Model Prediction Format

We also provide the predictions of BERT, RoBERTa, XLNet, BART, ALBERT, DistilBERT on SNLI, MNLI, and alphaNLI. The data can also be found in data/model_predictions.

// ChaosNLI-alphaNLI 'data/model_predictions/model_predictions_for_abdnli.json'
{
    "bert-base": 
        {
            "58090d3f-8a91-4c89-83ef-2b4994de9d241":    // Notices: the order in "logits" matters and should always be [1, 2]
                {"uid": "58090d3f-8a91-4c89-83ef-2b4994de9d241", "logits": [17.921875, 22.921875], "predicted_label": 2},
            "91f9d1d9-934c-44f9-9677-3614def2874b2":
                {"uid": "91f9d1d9-934c-44f9-9677-3614def2874b2", "logits": [-10.7421875, -15.8671875], "predicted_label": 1},
            ...... // Predictions for other examples
        }
    "bert-large":
        {
            "58090d3f-8a91-4c89-83ef-2b4994de9d241": 
                {"uid": "58090d3f-8a91-4c89-83ef-2b4994de9d241", "logits": [26.046875, 26.234375], "predicted_label": 2}, 
            "91f9d1d9-934c-44f9-9677-3614def2874b2": 
                {"uid": "91f9d1d9-934c-44f9-9677-3614def2874b2", "logits": [-19.484375, -24.21875], "predicted_label": 1},
            ...... // Predictions for other examples
        }
    ......  // Prediction for other models
}

// ChaosNLI-(S+M)NLI 'data/model_predictions/model_predictions_for_snli_mnli.json'
{   "bert-base": 
        {
            "4705552913.jpg#2r1n":                      // Notices: the order in "logits" matters and should always be [E, N, C]
                {"uid": "4705552913.jpg#2r1n", "logits": [-2.0078125, 4.453125, -2.591796875], "predicted_label": "neutral"}, 
            "4705552913.jpg#2r1e": 
                {"uid": "4705552913.jpg#2r1e", "logits": [3.724609375, -0.66064453125, -2.443359375], "predicted_label": "entailment"},
            ......  // Predictions for other examples
        },
    "bert-large": 
        {
            "4705552913.jpg#2r1n":                      // Notices: the order in "logits" matters and should always be [E, N, C]
                {"uid": "4705552913.jpg#2r1n", "logits": [-2.0234375, 4.67578125, -2.78515625], "predicted_label": "neutral"}, 
            "4705552913.jpg#2r1e": 
                {"uid": "4705552913.jpg#2r1e", "logits": [3.39453125, -0.673828125, -3.080078125], "predicted_label": "entailment"},
            ......  // Predictions for other examples
        },
     ......  // Prediction for other models

Results

How to reproduce the results on the paper?

To reproduce the results, simply run the following script:

source setup.sh
python src/evaluation/model_pref.py

The outputs should match with all the numbers in the table of the paper.

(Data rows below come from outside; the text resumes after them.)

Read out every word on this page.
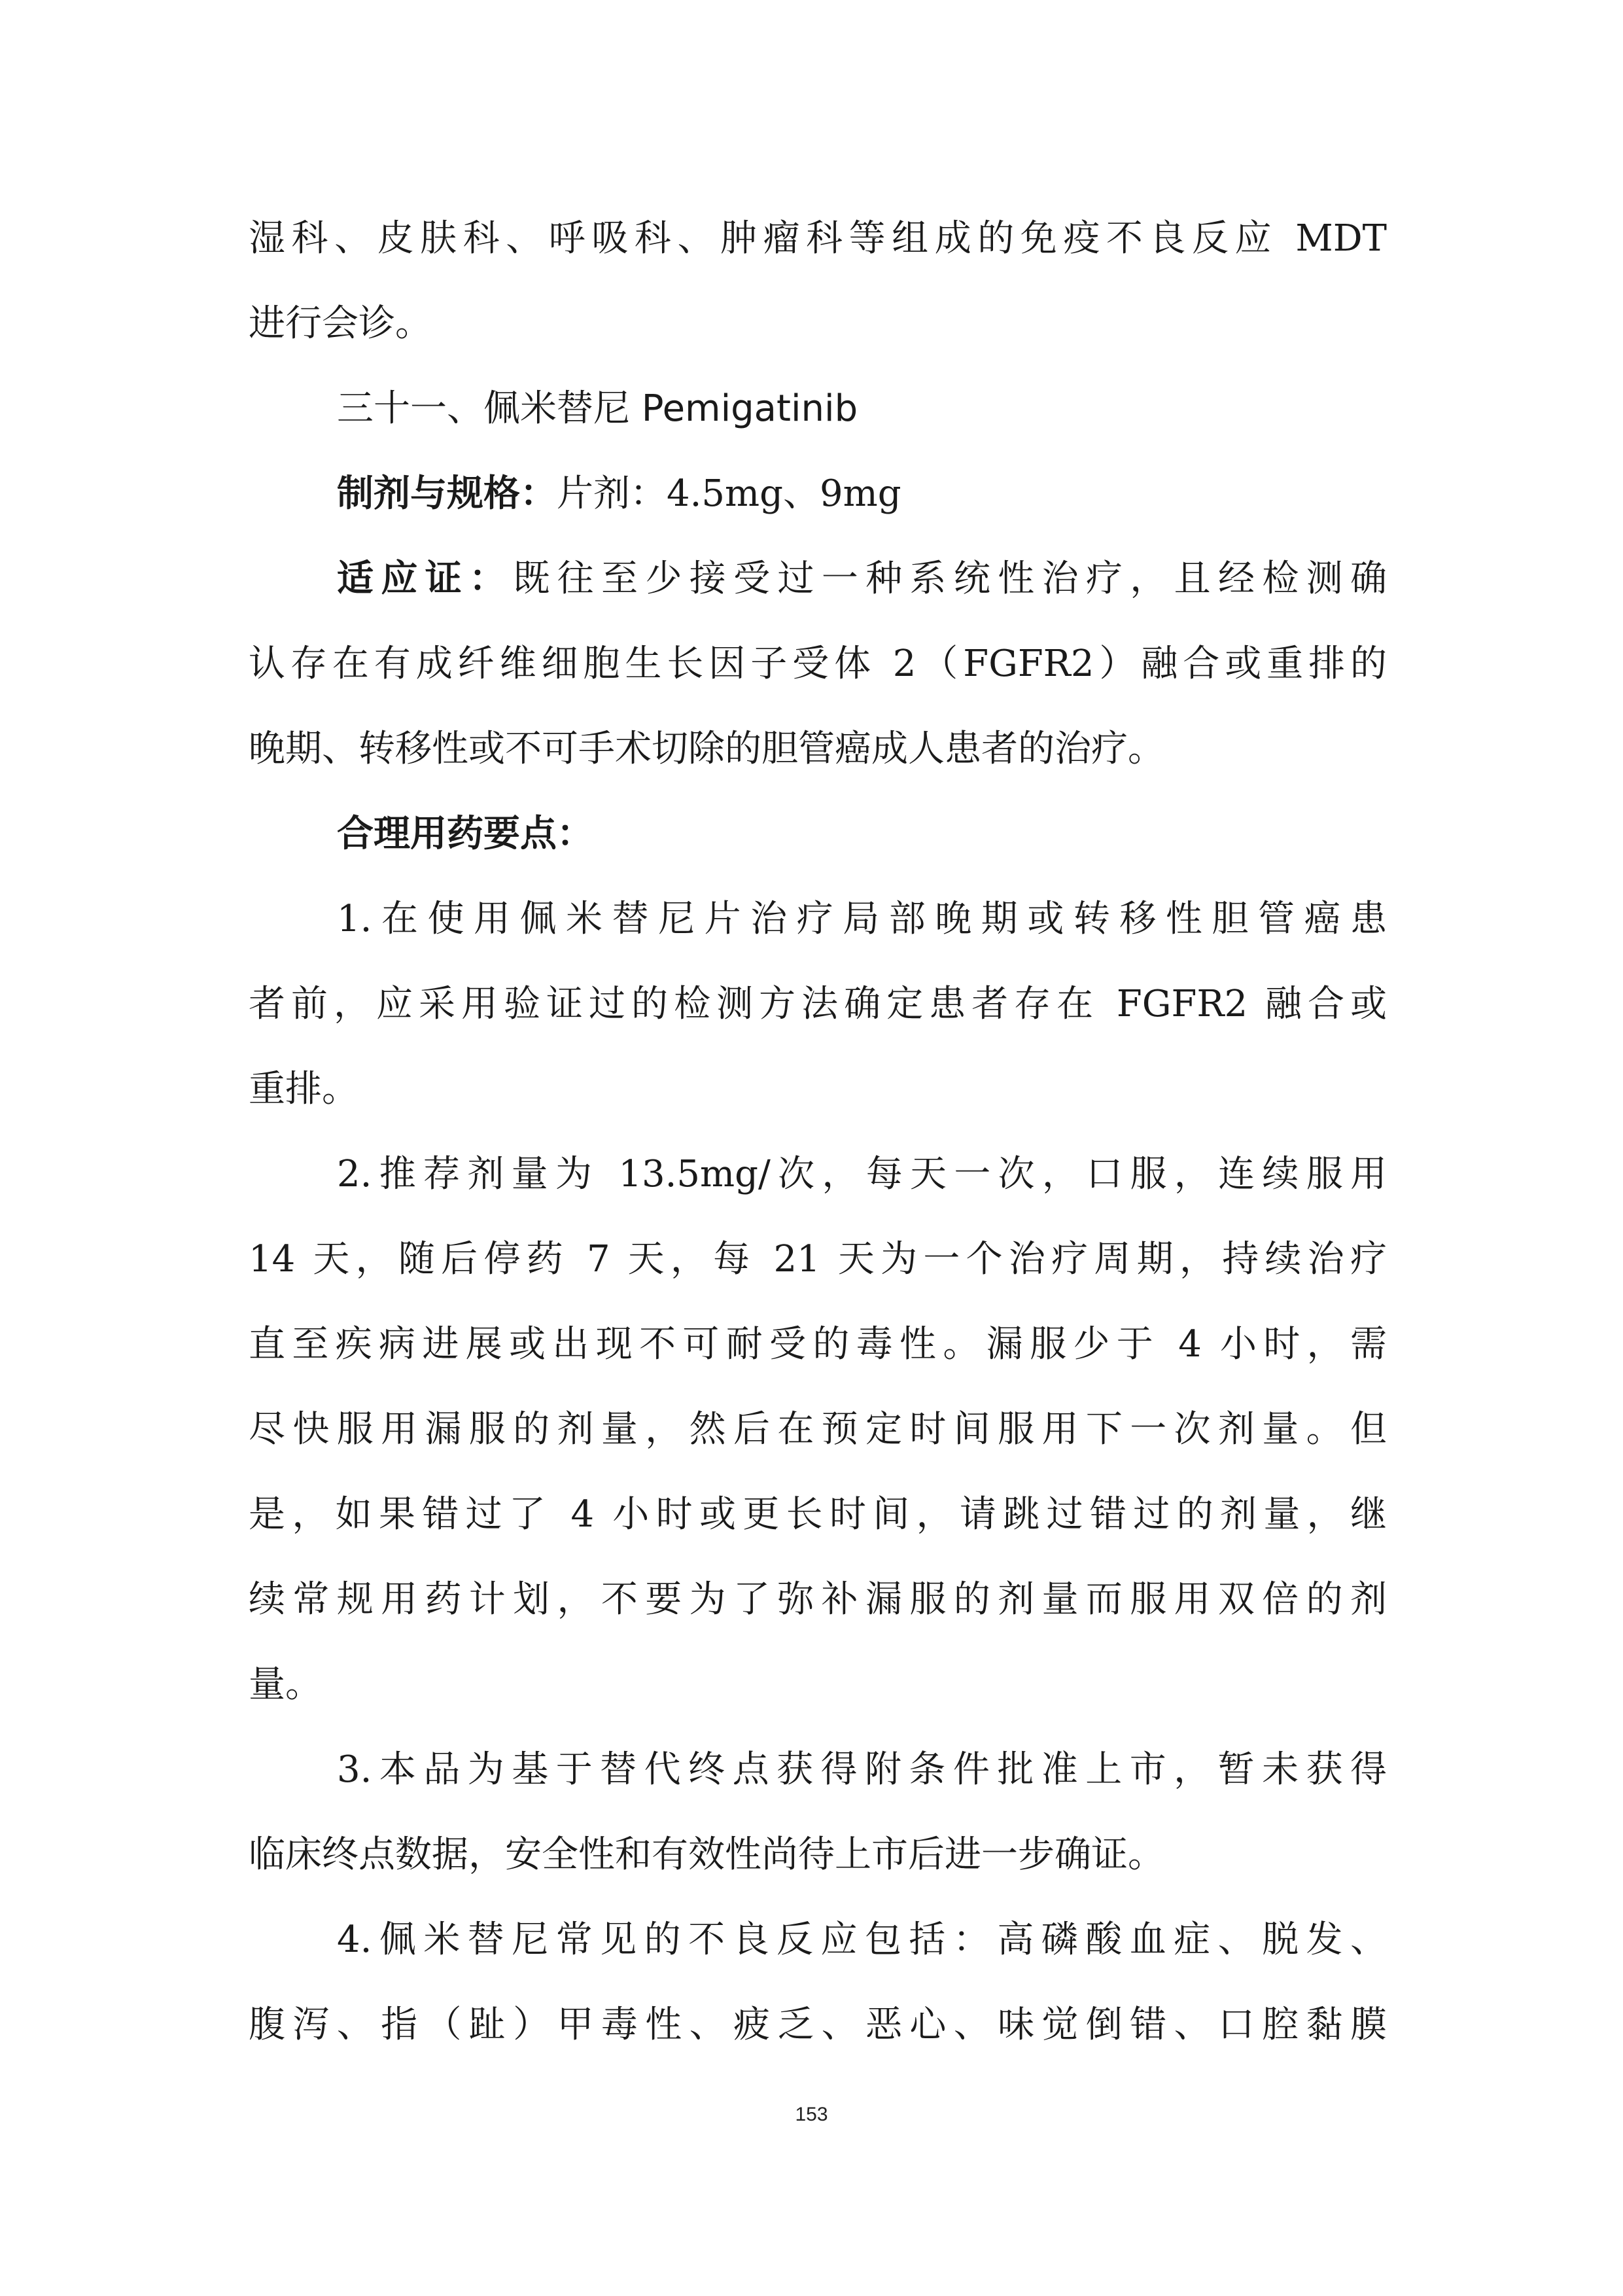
湿科、皮肤科、呼吸科、肿瘤科等组成的免疫不良反应 MDT
进行会诊。
三十一、佩米替尼 Pemigatinib
制剂与规格：片剂：4.5mg、9mg
适应证：既往至少接受过一种系统性治疗，且经检测确
认存在有成纤维细胞生长因子受体 2（FGFR2）融合或重排的
晚期、转移性或不可手术切除的胆管癌成人患者的治疗。
合理用药要点：
1.在使用佩米替尼片治疗局部晚期或转移性胆管癌患
者前，应采用验证过的检测方法确定患者存在 FGFR2 融合或
重排。
2.推荐剂量为 13.5mg/次，每天一次，口服，连续服用
14 天，随后停药 7 天，每 21 天为一个治疗周期，持续治疗
直至疾病进展或出现不可耐受的毒性。漏服少于 4 小时，需
尽快服用漏服的剂量，然后在预定时间服用下一次剂量。但
是，如果错过了 4 小时或更长时间，请跳过错过的剂量，继
续常规用药计划，不要为了弥补漏服的剂量而服用双倍的剂
量。
3.本品为基于替代终点获得附条件批准上市，暂未获得
临床终点数据，安全性和有效性尚待上市后进一步确证。
4.佩米替尼常见的不良反应包括：高磷酸血症、脱发、
腹泻、指（趾）甲毒性、疲乏、恶心、味觉倒错、口腔黏膜
153
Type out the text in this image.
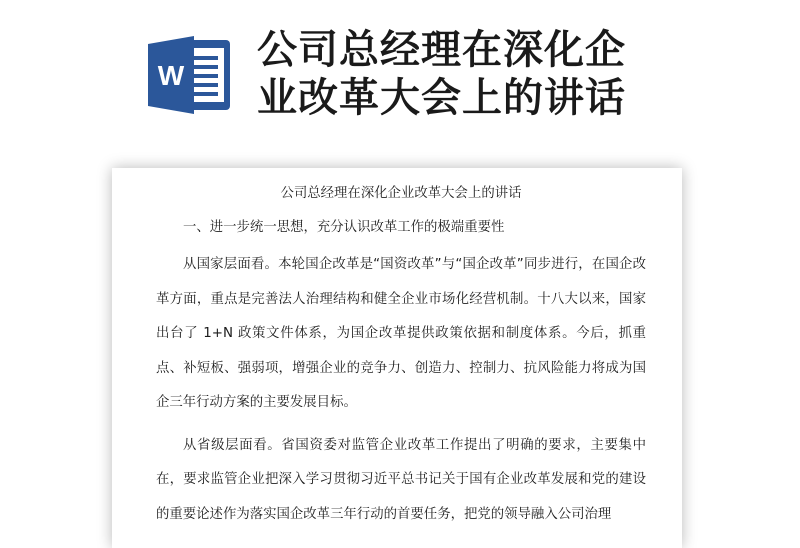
W
公司总经理在深化企
业改革大会上的讲话
公司总经理在深化企业改革大会上的讲话
一、进一步统一思想，充分认识改革工作的极端重要性
从国家层面看。本轮国企改革是“国资改革”与“国企改革”同步进行，在国企改革方面，重点是完善法人治理结构和健全企业市场化经营机制。十八大以来，国家出台了 1+N 政策文件体系，为国企改革提供政策依据和制度体系。今后，抓重点、补短板、强弱项，增强企业的竞争力、创造力、控制力、抗风险能力将成为国企三年行动方案的主要发展目标。
从省级层面看。省国资委对监管企业改革工作提出了明确的要求，主要集中在，要求监管企业把深入学习贯彻习近平总书记关于国有企业改革发展和党的建设的重要论述作为落实国企改革三年行动的首要任务，把党的领导融入公司治理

Load Jsonl: /Users/yixin/projects/released_codebase/chaos_nli/data/chaosNLI_v1.0/chaosNLI_alphanli.jsonl
1532it [00:00, 54898.24it/s]
------------------------------------------------------------
Data: ChaosNLI - Abductive Commonsense Reasoning (alphaNLI)
All Correct Count: 930
Model Name          	JSD       	KL        	Old Acc.  	New Acc.
bert-base           	0.3209    	3.7981    	0.6527    	0.6534
xlnet-base          	0.2678    	1.0209    	0.6743    	0.6867
roberta-base        	0.2394    	0.8272    	0.7154    	0.7396
bert-large          	0.3055    	3.7996    	0.6802    	0.6821
xlnet-large         	0.2282    	1.8166    	0.814     	0.8133
roberta-large       	0.2128    	1.3898    	0.8531    	0.8368
bart-large          	0.2215    	1.5794    	0.8185    	0.814
albert-xxlarge      	0.2208    	2.9598    	0.844     	0.8473
distilbert          	0.3101    	1.0345    	0.592     	0.607
------------------------------------------------------------
Load Jsonl: /Users/yixin/projects/released_codebase/chaos_nli/data/chaosNLI_v1.0/chaosNLI_snli.jsonl
1514it [00:00, 71640.88it/s]
------------------------------------------------------------
Data: ChaosNLI - Stanford Natural Language Inference (SNLI)
All Correct Count: 1063
Model Name          	JSD       	KL        	Old Acc.  	New Acc.
bert-base           	0.2345    	0.481     	0.7008    	0.7292
xlnet-base          	0.2331    	0.5121    	0.7114    	0.7365
roberta-base        	0.2294    	0.5045    	0.7272    	0.7536
bert-large          	0.23      	0.5017    	0.7266    	0.7384
xlnet-large         	0.2259    	0.5054    	0.7431    	0.7807
roberta-large       	0.221     	0.4937    	0.749     	0.7867
bart-large          	0.2203    	0.4714    	0.7424    	0.7827
albert-xxlarge      	0.235     	0.5342    	0.7153    	0.7814
distilbert          	0.2439    	0.4682    	0.6711    	0.7021
------------------------------------------------------------
Load Jsonl: /Users/yixin/projects/released_codebase/chaos_nli/data/chaosNLI_v1.0/chaosNLI_mnli_m.jsonl
1599it [00:00, 50454.33it/s]
------------------------------------------------------------
Data: ChaosNLI - Multi-Genre Natural Language Inference (MNLI)
All Correct Count: 816
Model Name          	JSD       	KL        	Old Acc.  	New Acc.
bert-base           	0.3055    	0.7204    	0.5991    	0.5591
xlnet-base          	0.3069    	0.7927    	0.6373    	0.5891
roberta-base        	0.3073    	0.7807    	0.6391    	0.5922
bert-large          	0.3152    	0.8449    	0.6123    	0.5691
xlnet-large         	0.3116    	0.8818    	0.6742    	0.6185
roberta-large       	0.3112    	0.8701    	0.6742    	0.6354
bart-large          	0.3165    	0.8845    	0.6635    	0.5922
albert-xxlarge      	0.3159    	0.862     	0.6485    	0.5897
distilbert          	0.3133    	0.6652    	0.5472    	0.5103
------------------------------------------------------------

To examine the factor of human agreement on model performance, check out this informative jupyter-notebook to find the partitioned results according to the entropy range.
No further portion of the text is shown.